Nun seien also die neuen, sogenannten emanzipierten Frauen da ganz anderer Meinung und stellen auf einmal an Männer unmögliche Forderungen: Für weibliche Belange hätten sie sich gefälligst zu interessieren, ihren Partnerinnen stets aufmerksam zuzuhören und vor allen Dingen Gefühle zu zeigen und stundenlang über diese zu reden. Wie solle das denn gehen? Ein kaum zu bewältigender Spagat werde da jedem Mann abverlangt.
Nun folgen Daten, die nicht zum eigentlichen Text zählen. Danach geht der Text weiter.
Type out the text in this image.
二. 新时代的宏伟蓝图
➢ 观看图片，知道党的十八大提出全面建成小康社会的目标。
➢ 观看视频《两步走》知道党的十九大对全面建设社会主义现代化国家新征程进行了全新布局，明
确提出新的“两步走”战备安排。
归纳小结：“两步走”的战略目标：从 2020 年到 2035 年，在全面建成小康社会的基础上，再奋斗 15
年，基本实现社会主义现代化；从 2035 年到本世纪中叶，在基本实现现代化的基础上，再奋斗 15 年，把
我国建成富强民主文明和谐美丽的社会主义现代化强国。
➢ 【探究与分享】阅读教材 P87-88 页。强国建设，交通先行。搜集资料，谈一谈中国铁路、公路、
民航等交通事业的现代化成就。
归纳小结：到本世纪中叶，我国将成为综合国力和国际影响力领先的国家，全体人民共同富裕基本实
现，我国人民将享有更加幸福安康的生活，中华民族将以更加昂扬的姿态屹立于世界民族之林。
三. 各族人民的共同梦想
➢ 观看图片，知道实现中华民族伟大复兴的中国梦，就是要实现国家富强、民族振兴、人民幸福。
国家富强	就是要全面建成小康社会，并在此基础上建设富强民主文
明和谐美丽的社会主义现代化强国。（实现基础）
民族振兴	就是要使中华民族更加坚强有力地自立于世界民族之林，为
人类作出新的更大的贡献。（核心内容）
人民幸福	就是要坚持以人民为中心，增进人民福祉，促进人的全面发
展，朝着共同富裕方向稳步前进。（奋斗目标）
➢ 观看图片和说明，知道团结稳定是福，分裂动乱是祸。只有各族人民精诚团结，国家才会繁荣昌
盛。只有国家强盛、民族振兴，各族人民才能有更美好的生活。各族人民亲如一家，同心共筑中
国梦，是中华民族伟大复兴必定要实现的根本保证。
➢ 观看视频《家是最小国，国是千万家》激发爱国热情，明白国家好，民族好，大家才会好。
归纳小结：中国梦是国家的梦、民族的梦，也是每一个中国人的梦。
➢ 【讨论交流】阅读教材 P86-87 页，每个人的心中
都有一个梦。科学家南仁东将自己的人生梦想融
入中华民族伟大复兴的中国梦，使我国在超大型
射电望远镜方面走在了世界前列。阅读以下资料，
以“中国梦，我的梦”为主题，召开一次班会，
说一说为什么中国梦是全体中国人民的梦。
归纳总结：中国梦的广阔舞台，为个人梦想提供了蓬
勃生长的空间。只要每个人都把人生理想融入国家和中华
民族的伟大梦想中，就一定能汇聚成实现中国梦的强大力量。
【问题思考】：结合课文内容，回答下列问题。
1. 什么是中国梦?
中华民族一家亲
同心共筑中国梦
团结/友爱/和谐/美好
Alle diese Frauen sollten sich mal überlegen, was sie da eigentlich erwarten, fordern, verlangen! Das sei schlicht unmenschlich!
Und so sei es kein Wunder, dass Männer völlig überfordert seien und massenhaft an Herzinfarkten und dergleichen zugrunde gingen. Denn um das Ganze auch noch geradezu ins Absurde und Sadistische zu steigern, würde den meisten Männern von ihren Frauen auch noch eine der wenigen ihnen gemäßen Formen von Entspannung massenhaft verwehrt. Ob sie wisse, was er meine?
Sie hatte verständnislos den Kopf geschüttelt.
Häufiger, aber vor allem guter, zutiefst befriedigender und wirklich entspannender Sex, hatte er gesagt. Der könnte Männern helfen, alle notwendigen Aufgaben irgendwie zu bewältigen. Aber dazu seien sich die Frauen zu schade, ihnen könnte ja ein Zacken aus ihren Prinzessinnenkrönchen fallen.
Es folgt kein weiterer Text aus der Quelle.